Longbow: A Medieval Take on Long-Range Artillery

The Welsh introduced the weapon (or at least its projectiles) to the English during the 11th century Anglo-Norman invasion of Wales. The English did the same for the French, above. (Illustration by Gregory Proch)
The Welsh introduced the weapon (or at least its projectiles) to the English during the 11th century Anglo-Norman invasion of Wales. The English did the same for the French, above. (Illustration by Gregory Proch)

The earliest known reference to a “longbow” appears in the 15th century. Until then it had been known as the Welsh or English bow. The Welsh introduced the weapon (or at least its projectiles) to the English during the 11th century Anglo-Norman invasion of Wales. The English first used the weapon to effect at the 1138 Battle of the Standard, when William of Aumale defeated King David I of Scotland. By the late 13th century King Edward I was having his archers practice weekly, a discipline that led to such decisive English victories as Crécy (1346), Poitiers (1356) and Agincourt (1415).

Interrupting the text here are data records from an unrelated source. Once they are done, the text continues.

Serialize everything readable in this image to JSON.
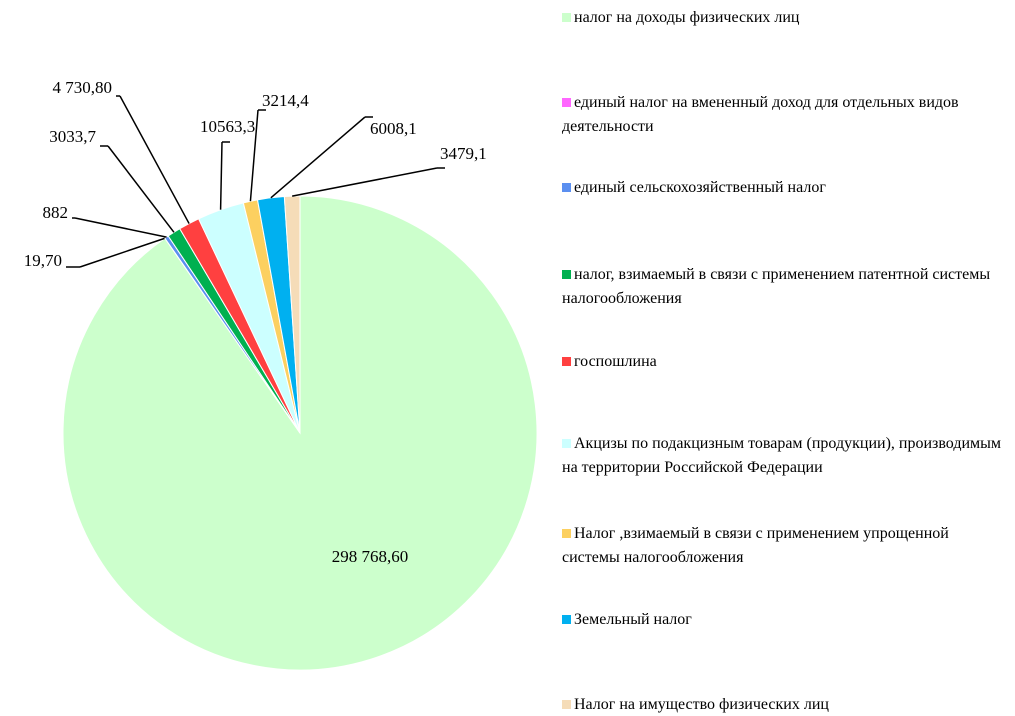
{
  "chart_data": {
    "type": "pie",
    "categories": [
      "налог на доходы физических лиц",
      "единый налог на вмененный доход для отдельных видов деятельности",
      "единый сельскохозяйственный налог",
      "налог, взимаемый в связи с применением патентной системы налогообложения",
      "госпошлина",
      "Акцизы по подакцизным товарам (продукции), производимым на территории Российской Федерации",
      "Налог ,взимаемый в связи с применением упрощенной системы налогообложения",
      "Земельный налог",
      "Налог на имущество физических лиц"
    ],
    "values": [
      298768.6,
      19.7,
      882,
      3033.7,
      4730.8,
      10563.3,
      3214.4,
      6008.1,
      3479.1
    ],
    "value_labels": [
      "298 768,60",
      "19,70",
      "882",
      "3033,7",
      "4 730,80",
      "10563,3",
      "3214,4",
      "6008,1",
      "3479,1"
    ],
    "colors": [
      "#ccffcc",
      "#ff66ff",
      "#5b8ff0",
      "#00b050",
      "#ff4040",
      "#ccffff",
      "#fcd060",
      "#00b0f0",
      "#f5dcb8"
    ]
  }
}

As described by Gerald of Wales, archdeacon of Brecon (c. 1146–1223), the original Welsh bows were primarily of elm, “ugly, unfinished-looking weapons, but astonishingly stiff, large and strong, and equally capable of use for long or short shooting.” They could also be of ash or yew, with horn nocks on either end to hold strings of hemp, flax or silk. Dried for one to two years and worked down when wet into a D-shaped cross section—heartwood in the center, sapwood in the back—these “self-wood” bows boasted a natural laminate property similar to that of modern-day composite bows. After drying, the bow staves were preserved with wax, resin or fine tallow. A well-trained bowman could hit targets out to 180 yards, though the bows were effective in volley well beyond that range.

One Response

  1. JHGlass

    I believe the most dramatic demonstration of the effect of massed long bows on heavy armored cavalry is depicted in the 1989 film adaptation of Shakspere’s, Henry V, which recreates the stunning English victory at Agincourt due primarily to the effect of King Henry’s longbowman on the massed French knights as they recklessly attacked the English position.

    Another good example would be the defeat of the Scottish army under William Wallace by the English King, Edward I, at the battle of Falkirk in 1298, depicted in the 1995 film, Braveheart. This time though the archers are directed to fire upon Scottish infantry who threatened to withstand the English assault. Unfortunately, the film does not depict the massed (schiltron) formations actually deployed by Wallace in the battle that managed to repel the mounted English knights up until a rain of arrows launched by Edward’s archers thinned their ranks, thus allowing the knights to penetrate and break-up their formations and so win the engagement.

    In any case, these films provide a visual that demonstrates the highly effective use of the longbow against both offensive as well as defensibly deployed opponents. The longbow was certainly the weapon of mass destruction for its day.